AM: L’opposition peut s’organiser pour proposer une alternative au régime actuel. Notre parti, l’UDR-Mwinda (Union pour la démocratie de la République), ne manque pas de candidats pour aller à la bataille. Nous n’excluons pas, non plus, de soutenir un autre candidat de l’opposition.

JAI: Quels sont vos rapports avec la France ?

AM: La France ne m’apprécie guère, car elle a toujours été persuadée que j’allais chasser ses compagnies pétrolières du Congo. Après un passage à la Banque mondiale, j’ai assumé la fonction de Premier ministre de 1991 à 1992. Je voyais régulièrement Le Floch-Prigent et Tarallo [NDLR : respectivement ancien PDG et responsable Afrique d’Elf]. Ils ne pouvaient accepter l’idée que je m’immisce dans les affaires d’Elf en commandant un audit de leurs activités. En novembre 1991, j’ai même rencontré le président Mitterrand. Je lui ai dit que je n’étais pas antifrançais, que j’avais suivi les cours de l’École nationale d’administration. Je voulais juste que mon pays profite pleinement des retombées des revenus pétroliers. Mitterrand m’a fait alors une réponse sibylline : ne regardez pas derrière, allez de l’avant. À l’époque, je n’avais pas compris. Cela signifiait : ne faites pas d’audit, mais préparez l’avenir.
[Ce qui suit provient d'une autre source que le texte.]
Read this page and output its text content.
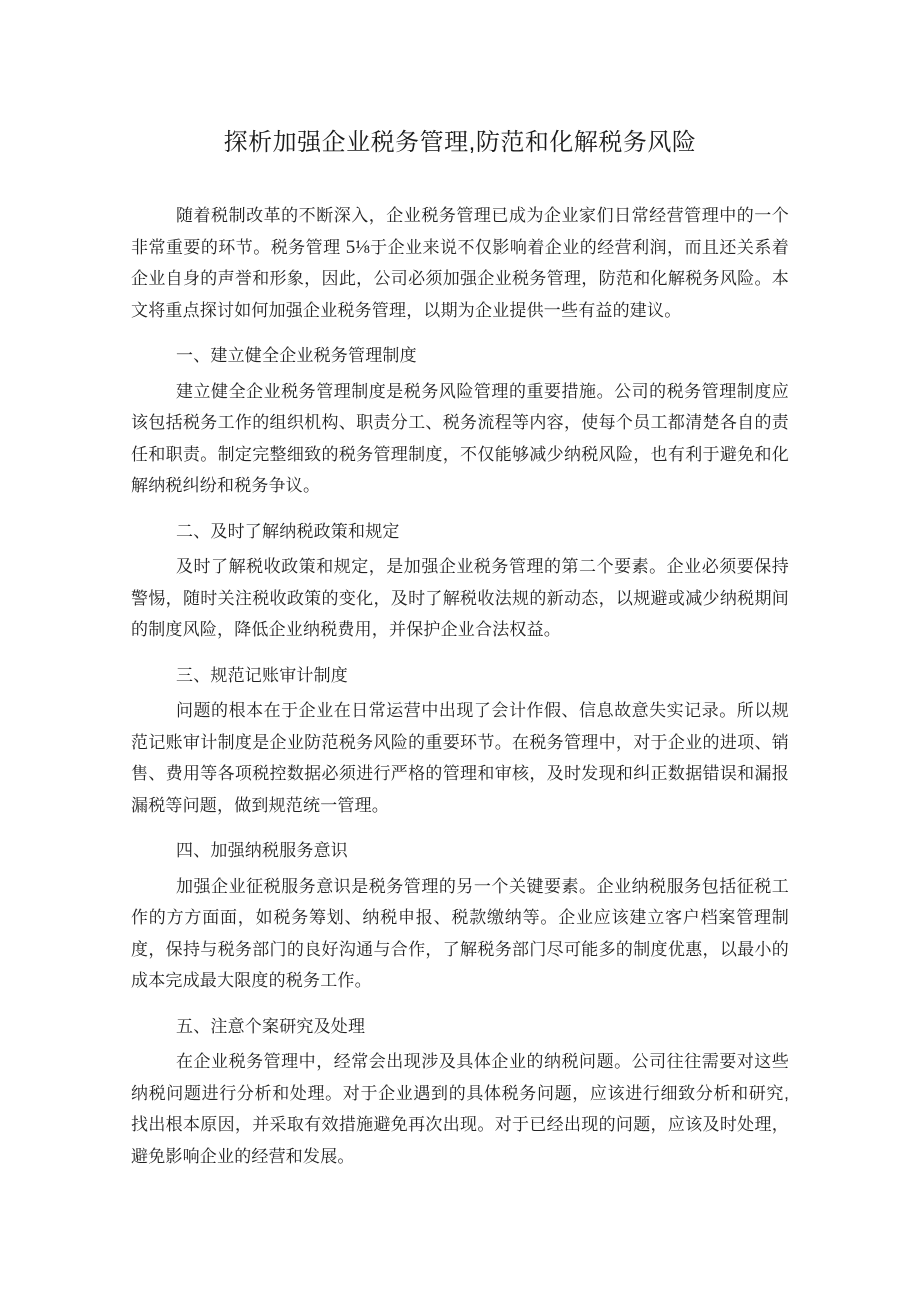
探析加强企业税务管理,防范和化解税务风险

随着税制改革的不断深入，企业税务管理已成为企业家们日常经营管理中的一个非常重要的环节。税务管理 5⅛于企业来说不仅影响着企业的经营利润，而且还关系着企业自身的声誉和形象，因此，公司必须加强企业税务管理，防范和化解税务风险。本文将重点探讨如何加强企业税务管理，以期为企业提供一些有益的建议。

一、建立健全企业税务管理制度

建立健全企业税务管理制度是税务风险管理的重要措施。公司的税务管理制度应该包括税务工作的组织机构、职责分工、税务流程等内容，使每个员工都清楚各自的责任和职责。制定完整细致的税务管理制度，不仅能够减少纳税风险，也有利于避免和化解纳税纠纷和税务争议。

二、及时了解纳税政策和规定

及时了解税收政策和规定，是加强企业税务管理的第二个要素。企业必须要保持警惕，随时关注税收政策的变化，及时了解税收法规的新动态，以规避或减少纳税期间的制度风险，降低企业纳税费用，并保护企业合法权益。

三、规范记账审计制度

问题的根本在于企业在日常运营中出现了会计作假、信息故意失实记录。所以规范记账审计制度是企业防范税务风险的重要环节。在税务管理中，对于企业的进项、销售、费用等各项税控数据必须进行严格的管理和审核，及时发现和纠正数据错误和漏报漏税等问题，做到规范统一管理。

四、加强纳税服务意识

加强企业征税服务意识是税务管理的另一个关键要素。企业纳税服务包括征税工作的方方面面，如税务筹划、纳税申报、税款缴纳等。企业应该建立客户档案管理制度，保持与税务部门的良好沟通与合作，了解税务部门尽可能多的制度优惠，以最小的成本完成最大限度的税务工作。

五、注意个案研究及处理

在企业税务管理中，经常会出现涉及具体企业的纳税问题。公司往往需要对这些纳税问题进行分析和处理。对于企业遇到的具体税务问题，应该进行细致分析和研究,找出根本原因，并采取有效措施避免再次出现。对于已经出现的问题，应该及时处理，避免影响企业的经营和发展。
JAI: En tant que député et ancien Premier ministre, quel bilan tirez-vous de l’action gouvernementale en matière d’économie ?

AM: Le Congo ne vit que de produits primaires, le pétrole et le bois. Nous importons annuellement pour plus de 100 milliards de F CFA d’aliments. Quand on évoque la croissance congolaise, cela signifie que l’on extrait plus de bois ou de pétrole, ou bien que les cours de ces produits ont progressé. L’économie nationale est atone et ne permet pas de résoudre les besoins de base des populations, à savoir l’accès à la santé, à l’éducation et à la nourriture. L’État vient d’organiser de grandes fêtes à Pointe-Noire pour le 44e anniversaire de l’indépendance du pays. Était-ce prioritaire pour les Congolais ?

JAI: L’annulation de la dette du pays permettrait de faire beaucoup plus en matière de santé et d’éducation…

AM: À condition que le gouvernement sache bien utiliser cette manne financière pour le développement du pays. En est-il capable ? On préfère construire des aéroports et organiser de grands événements sportifs et culturels… Et puis la corruption est très forte dans notre pays. Ceux qui tiennent les cordons de la bourse sont extrêmement riches. J’ai commencé ma carrière comme trésorier général dans la fonction publique. Je ne pouvais pas m’acheter les véhicules qu’ils ont aujourd’hui.